Ex-Lax Chocolate: Why It Was Pulled and What’s Different

Ex-Lax chocolate pieces haven’t actually been discontinued entirely, but the product you might remember is gone. The original Ex-Lax chocolate laxative used an ingredient called phenolphthalein, which the FDA banned from over-the-counter laxatives in 1999 after determining it posed a cancer risk. The formula was overhauled, and the version sold today uses a different active ingredient. If the current product tastes or works differently than what you remember, that’s why.

Why the Original Formula Was Pulled

Phenolphthalein was one of the most widely used stimulant laxative ingredients for decades. But animal studies found it caused tumors at multiple tissue sites across multiple species. The FDA’s Carcinogenicity Assessment Committee found clear, dose-dependent increases in a type of cancer called thymic lymphoma in mice, along with evidence that the compound damaged chromosomes and caused mutations in mammalian cells. The mechanism appeared to involve direct interference with a key tumor-suppressing gene (p53), which is one of the body’s primary defenses against cancer.

On January 29, 1999, the FDA issued a final rule declaring phenolphthalein “not generally recognized as safe and effective” for use in OTC laxatives. The agency’s conclusion was blunt: phenolphthalein was not safe enough, and its medical value as a laxative didn’t justify the potential cancer risk when safer alternatives existed. Every product containing it, including Ex-Lax’s original chocolate squares, had to be reformulated or pulled from shelves.

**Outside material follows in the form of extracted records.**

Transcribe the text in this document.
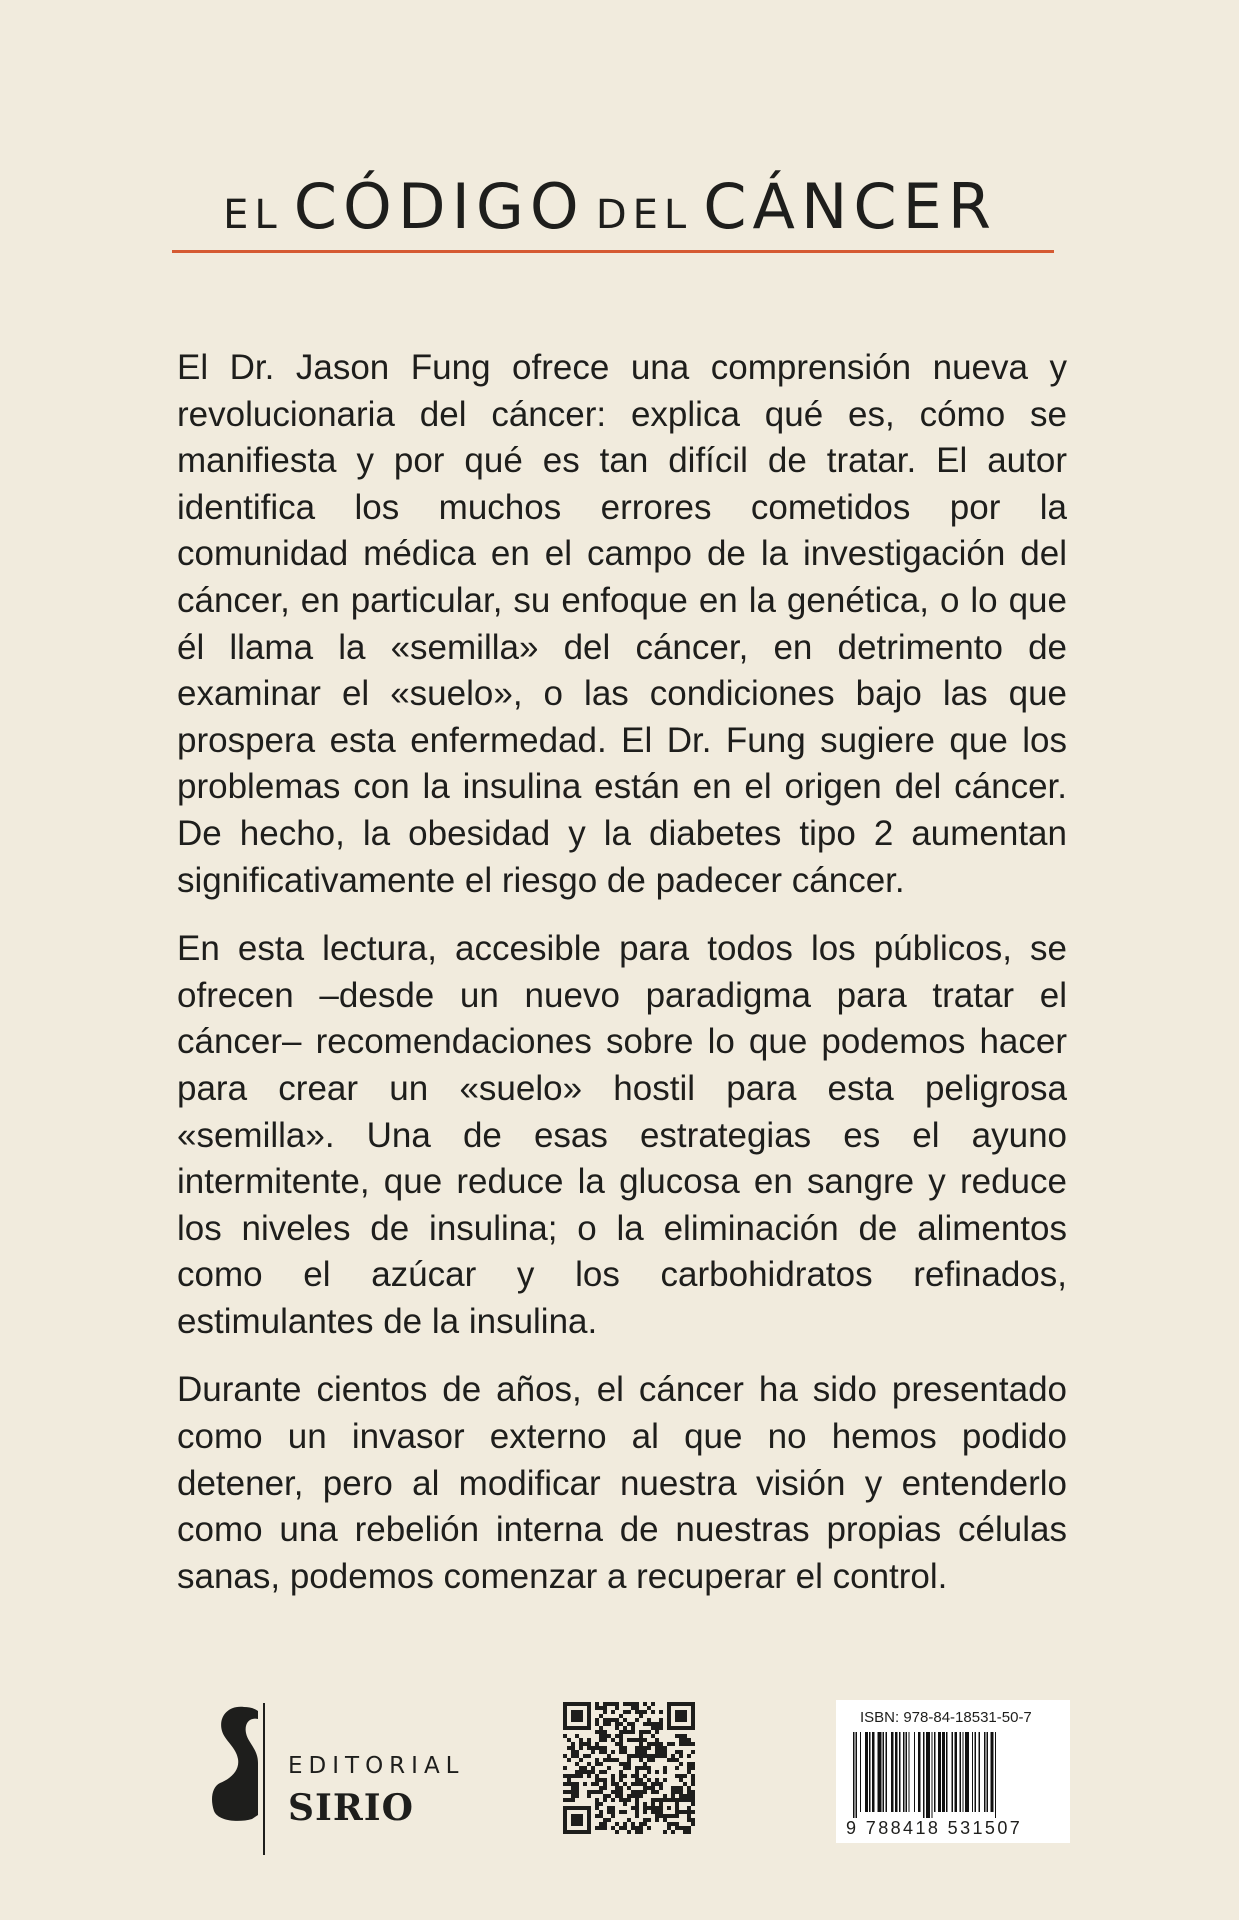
EL CÓDIGO DEL CÁNCER

El Dr. Jason Fung ofrece una comprensión nueva y revolucionaria del cáncer: explica qué es, cómo se manifiesta y por qué es tan difícil de tratar. El autor identifica los muchos errores cometidos por la comunidad médica en el campo de la investigación del cáncer, en particular, su enfoque en la genética, o lo que él llama la «semilla» del cáncer, en detrimento de examinar el «suelo», o las condiciones bajo las que prospera esta enfermedad. El Dr. Fung sugiere que los problemas con la insulina están en el origen del cáncer. De hecho, la obesidad y la diabetes tipo 2 aumentan significativamente el riesgo de padecer cáncer.

En esta lectura, accesible para todos los públicos, se ofrecen –desde un nuevo paradigma para tratar el cáncer– recomendaciones sobre lo que podemos hacer para crear un «suelo» hostil para esta peligrosa «semilla». Una de esas estrategias es el ayuno intermitente, que reduce la glucosa en sangre y reduce los niveles de insulina; o la eliminación de alimentos como el azúcar y los carbohidratos refinados, estimulantes de la insulina.

Durante cientos de años, el cáncer ha sido presentado como un invasor externo al que no hemos podido detener, pero al modificar nuestra visión y entenderlo como una rebelión interna de nuestras propias células sanas, podemos comenzar a recuperar el control.

EDITORIAL
SIRIO
ISBN: 978-84-18531-50-7
9 788418 531507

The Chocolate Format’s Other Problem

Beyond the ingredient ban, chocolate-flavored laxatives have always carried a specific safety concern: children eat them thinking they’re candy. The National Capital Poison Center has documented cases of young kids finding chocolate laxative tablets and consuming handfuls. In one case, a 3-year-old boy swallowed at least 20 tablets. In another, a 4-year-old girl ate five and developed abdominal pain and diarrhea within six hours.

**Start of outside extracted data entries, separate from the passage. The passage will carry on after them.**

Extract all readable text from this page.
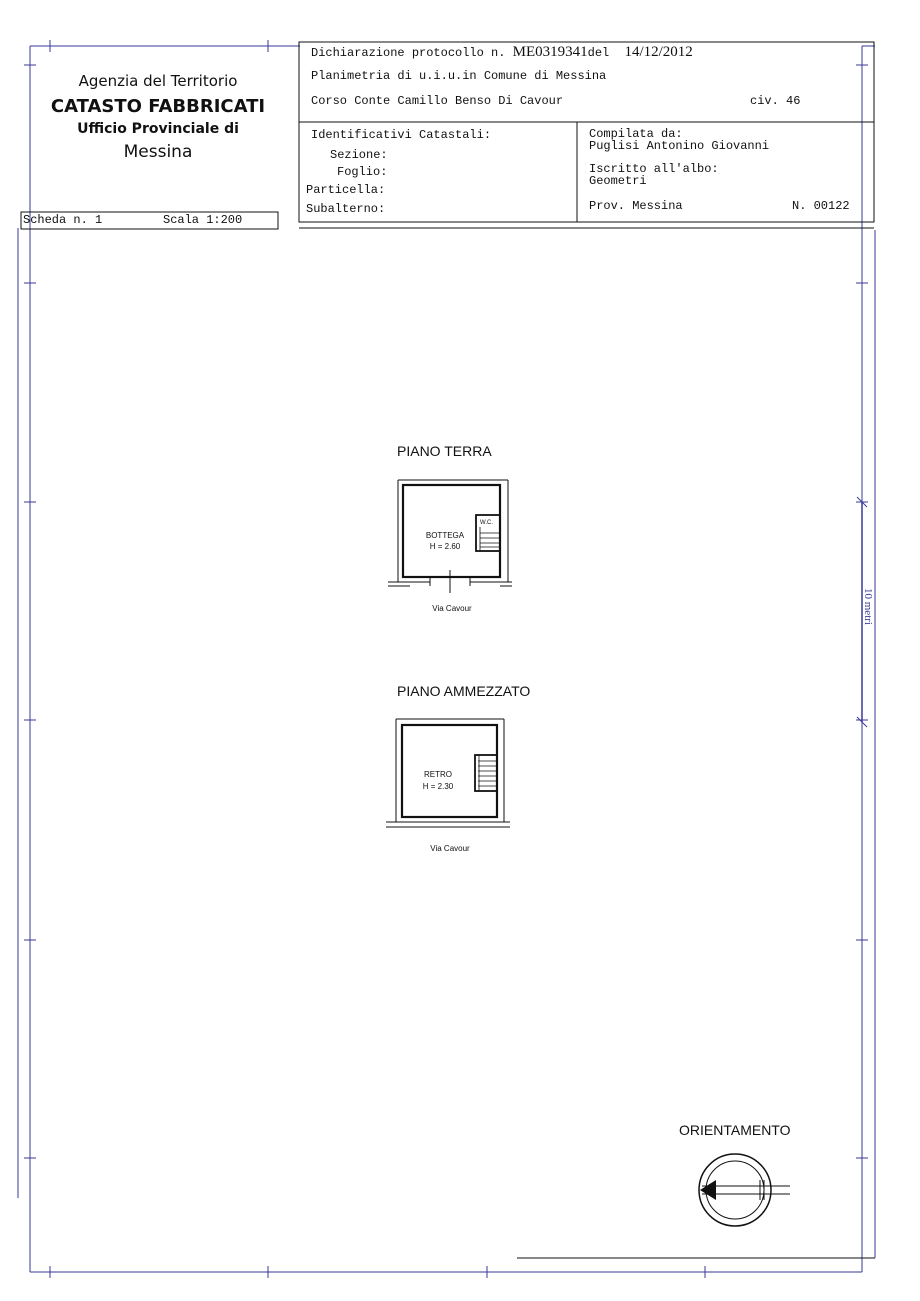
Agenzia del Territorio
CATASTO FABBRICATI
Ufficio Provinciale di
Messina
Scheda n. 1	Scala 1:200
Dichiarazione protocollo n. ME0319341del 14/12/2012
Planimetria di u.i.u.in Comune di Messina
Corso Conte Camillo Benso Di Cavour	civ. 46
Identificativi Catastali:
Sezione:
Foglio:
Particella:
Subalterno:
Compilata da:
Puglisi Antonino Giovanni
Iscritto all'albo:
Geometri
Prov. Messina	N. 00122
10 metri
PIANO TERRA
W.C.
BOTTEGA
H = 2.60
Via Cavour
PIANO AMMEZZATO
RETRO
H = 2.30
Via Cavour
ORIENTAMENTO
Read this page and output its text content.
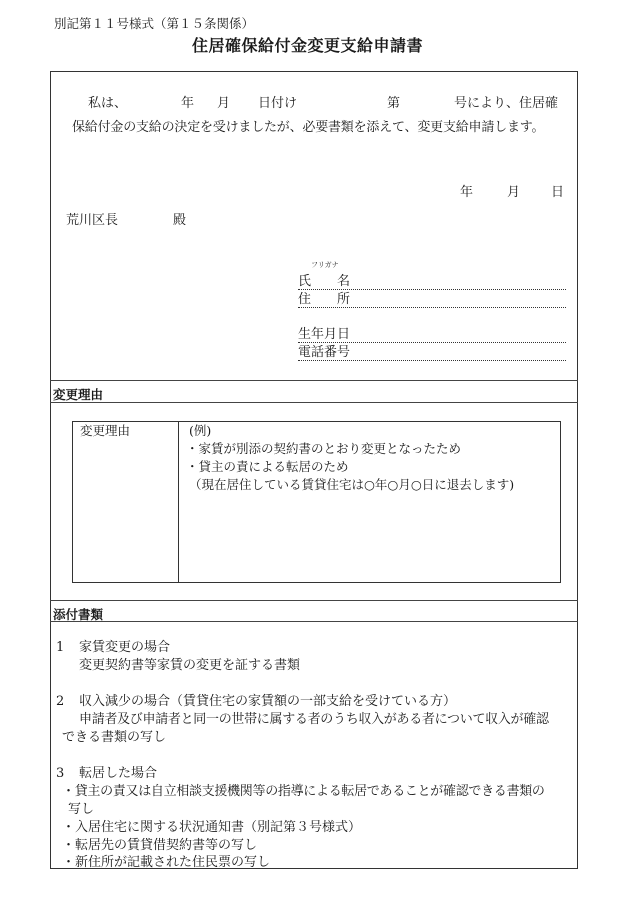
別記第１１号様式（第１５条関係）
住居確保給付金変更支給申請書
私は、	年 月 日付け	第	号により、住居確
保給付金の支給の決定を受けましたが、必要書類を添えて、変更支給申請します。
年	月 日
荒川区長	殿
フリガナ
氏　　名
住　　所
生年月日
電話番号
変更理由
変更理由	(例)
・家賃が別添の契約書のとおり変更となったため
・貸主の責による転居のため
（現在居住している賃貸住宅は○年○月○日に退去します)
添付書類
1 家賃変更の場合
変更契約書等家賃の変更を証する書類
2 収入減少の場合（賃貸住宅の家賃額の一部支給を受けている方）
申請者及び申請者と同一の世帯に属する者のうち収入がある者について収入が確認
できる書類の写し
3 転居した場合
・貸主の責又は自立相談支援機関等の指導による転居であることが確認できる書類の
写し
・入居住宅に関する状況通知書（別記第３号様式）
・転居先の賃貸借契約書等の写し
・新住所が記載された住民票の写し
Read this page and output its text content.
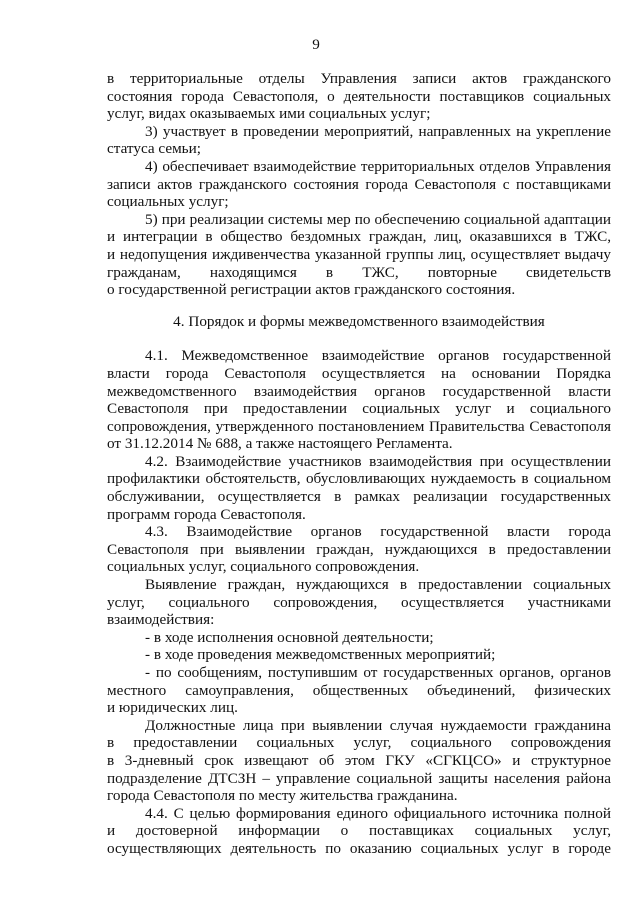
9
в территориальные отделы Управления записи актов гражданского
состояния города Севастополя, о деятельности поставщиков социальных
услуг, видах оказываемых ими социальных услуг;
3) участвует в проведении мероприятий, направленных на укрепление
статуса семьи;
4) обеспечивает взаимодействие территориальных отделов Управления
записи актов гражданского состояния города Севастополя с поставщиками
социальных услуг;
5) при реализации системы мер по обеспечению социальной адаптации
и интеграции в общество бездомных граждан, лиц, оказавшихся в ТЖС,
и недопущения иждивенчества указанной группы лиц, осуществляет выдачу
гражданам, находящимся в ТЖС, повторные свидетельств
о государственной регистрации актов гражданского состояния.
4. Порядок и формы межведомственного взаимодействия
4.1. Межведомственное взаимодействие органов государственной
власти города Севастополя осуществляется на основании Порядка
межведомственного взаимодействия органов государственной власти
Севастополя при предоставлении социальных услуг и социального
сопровождения, утвержденного постановлением Правительства Севастополя
от 31.12.2014 № 688, а также настоящего Регламента.
4.2. Взаимодействие участников взаимодействия при осуществлении
профилактики обстоятельств, обусловливающих нуждаемость в социальном
обслуживании, осуществляется в рамках реализации государственных
программ города Севастополя.
4.3. Взаимодействие органов государственной власти города
Севастополя при выявлении граждан, нуждающихся в предоставлении
социальных услуг, социального сопровождения.
Выявление граждан, нуждающихся в предоставлении социальных
услуг, социального сопровождения, осуществляется участниками
взаимодействия:
- в ходе исполнения основной деятельности;
- в ходе проведения межведомственных мероприятий;
- по сообщениям, поступившим от государственных органов, органов
местного самоуправления, общественных объединений, физических
и юридических лиц.
Должностные лица при выявлении случая нуждаемости гражданина
в предоставлении социальных услуг, социального сопровождения
в 3-дневный срок извещают об этом ГКУ «СГКЦСО» и структурное
подразделение ДТСЗН – управление социальной защиты населения района
города Севастополя по месту жительства гражданина.
4.4. С целью формирования единого официального источника полной
и достоверной информации о поставщиках социальных услуг,
осуществляющих деятельность по оказанию социальных услуг в городе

For adults, a few extra laxative tablets cause discomfort. For small children, the resulting diarrhea can lead to dangerous fluid loss and dehydration. This risk hasn’t gone away with the new formula, and it likely factored into reduced enthusiasm for marketing laxatives in a format designed to look and taste like a treat.

What Ex-Lax Sells Now

Ex-Lax still exists, and a chocolate version is technically still available. The current product line includes Regular Strength Chocolated Pieces (sold in 12, 24, and 48 count packages) and Maximum Strength Tablets. Both now use sennosides, a plant-derived stimulant laxative, instead of phenolphthalein. Sennosides come from the senna plant and work by irritating the lining of the large intestine to trigger contractions.

If you’ve been searching store shelves and coming up empty, availability varies by retailer. Some pharmacies and grocery chains have reduced shelf space for chocolate laxatives in favor of pills, gummies, and powder formats that are harder for children to confuse with snacks. The product isn’t officially discontinued by its manufacturer, Haleon, but it may simply not be stocked at your local store.

Why It Doesn’t Taste the Same

If you’ve tried the current version and found it disappointing compared to the original, the reformulation is the reason. Phenolphthalein was nearly tasteless, which made it easy to mask inside a chocolate square that tasted like actual candy. Sennosides have a bitter, herbal flavor that’s harder to hide. The chocolate coating does its best, but the result is noticeably different from what longtime users remember. This taste difference, combined with thinner retail distribution, is why many people assume the product has been discontinued altogether.

For those looking for alternatives, senna-based laxatives are available in pill and tea form from several brands, and osmotic laxatives like polyethylene glycol (sold as MiraLAX and generics) work through a completely different, non-stimulant mechanism. Stimulant laxatives like sennosides are intended for occasional use, not daily reliance, because the gut can become dependent on them over time.